The story is considered to be an archetype of symbolism in science fiction.

==Synopsis==
A man named Garrard is a test pilot for an experimental space ship bound for Alpha Centauri. Previous attempts to make the trip have failed. Garrard is put in the ship in suspended animation and wakes up after the ship has gone into "over-drive". The first thing he remembers is the injunction: "Don't move". Garrard realizes that ship time seems to be almost stopped relative to his conscious time; he is not breathing, and his muscles respond slowly to mental directions. He calculates that 6000 years of subjective time will pass before the ship reaches its goal. Suddenly, he realizes that ship time is speeding up, until it equals, then exceeds, his subjective time. As the differential time rates increase, he again loses control of his body and goes into "pseudo-death".

Garrard awakes as the ship comes out of overdrive near Alpha Centauri. Around him in the space ship is a group of dreamlike beings that call themselves "the clinesterton beademungen" and speak to him in dream-language, which he understands perfectly. The story's narrative also becomes dreamlike at this point, suggesting that Garrard's experiences are indescribable. As the ship's automatic mechanism is about to start the journey back to Earth, Garrard again goes into pseudo-death, and remains in that state until the ship nears Earth. He lands safely. He can no longer remember what the "beademung" was like or even if it was real, but he has a haunting sense of loss.

==Symbolism==
In In Search of Wonder, Damon Knight argues that the story is a symbolic representation of fertilization of a female ovum by a sperm, and that the protagonist Garrard is the sperm. The Earth represents the testes; Alpha Centauri is the uterus; and the beademung is the ovum.

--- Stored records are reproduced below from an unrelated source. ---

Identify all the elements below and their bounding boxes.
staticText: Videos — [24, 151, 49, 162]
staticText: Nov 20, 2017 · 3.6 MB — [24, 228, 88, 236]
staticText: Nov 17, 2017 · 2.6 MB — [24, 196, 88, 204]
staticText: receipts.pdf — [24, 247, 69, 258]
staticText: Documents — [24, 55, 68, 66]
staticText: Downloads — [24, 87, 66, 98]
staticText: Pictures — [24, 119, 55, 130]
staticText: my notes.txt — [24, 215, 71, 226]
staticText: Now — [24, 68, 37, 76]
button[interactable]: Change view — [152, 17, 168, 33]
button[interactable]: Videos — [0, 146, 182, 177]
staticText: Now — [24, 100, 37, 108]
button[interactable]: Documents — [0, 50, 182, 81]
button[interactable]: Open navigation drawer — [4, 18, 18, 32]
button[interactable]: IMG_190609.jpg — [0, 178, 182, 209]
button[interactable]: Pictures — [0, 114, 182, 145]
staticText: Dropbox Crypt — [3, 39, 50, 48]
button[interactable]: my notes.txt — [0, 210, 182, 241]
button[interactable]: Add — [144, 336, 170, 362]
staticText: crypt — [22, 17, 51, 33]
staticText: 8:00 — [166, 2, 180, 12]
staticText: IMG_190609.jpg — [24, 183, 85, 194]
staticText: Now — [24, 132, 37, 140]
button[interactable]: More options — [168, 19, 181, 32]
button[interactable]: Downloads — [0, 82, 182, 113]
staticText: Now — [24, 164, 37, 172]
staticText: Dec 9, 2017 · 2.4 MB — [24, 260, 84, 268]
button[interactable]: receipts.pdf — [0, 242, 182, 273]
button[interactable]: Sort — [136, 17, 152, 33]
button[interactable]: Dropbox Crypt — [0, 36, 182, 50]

Furthermore, Knight argues, the first part of the story, which contains all the intercourse symbolism, is told backwards. Even the title, Knight argues, is an unintentional pun for "Come on time".

==Author's commentary==
James Blish (quoted by Damon Knight ) said about Knight's interpretation of his story:

The reference to the Alpha Centauri stars as 'the twin radioceles' obviously comes from varicocele, a common form of hernia involving the testicles, and I think now that the whole thing was suggested by the Earth-Moon balls on the cover around which I wrote the story. The main Alpha Centauri star and Proxima Centauri stand in about the same relationship as the Earth and the Moon, and both pairs might be described as one-hung-low. Also, the story is about love-and-death; it says it is. But I'm just now beginning to believe it. Writing frightens me.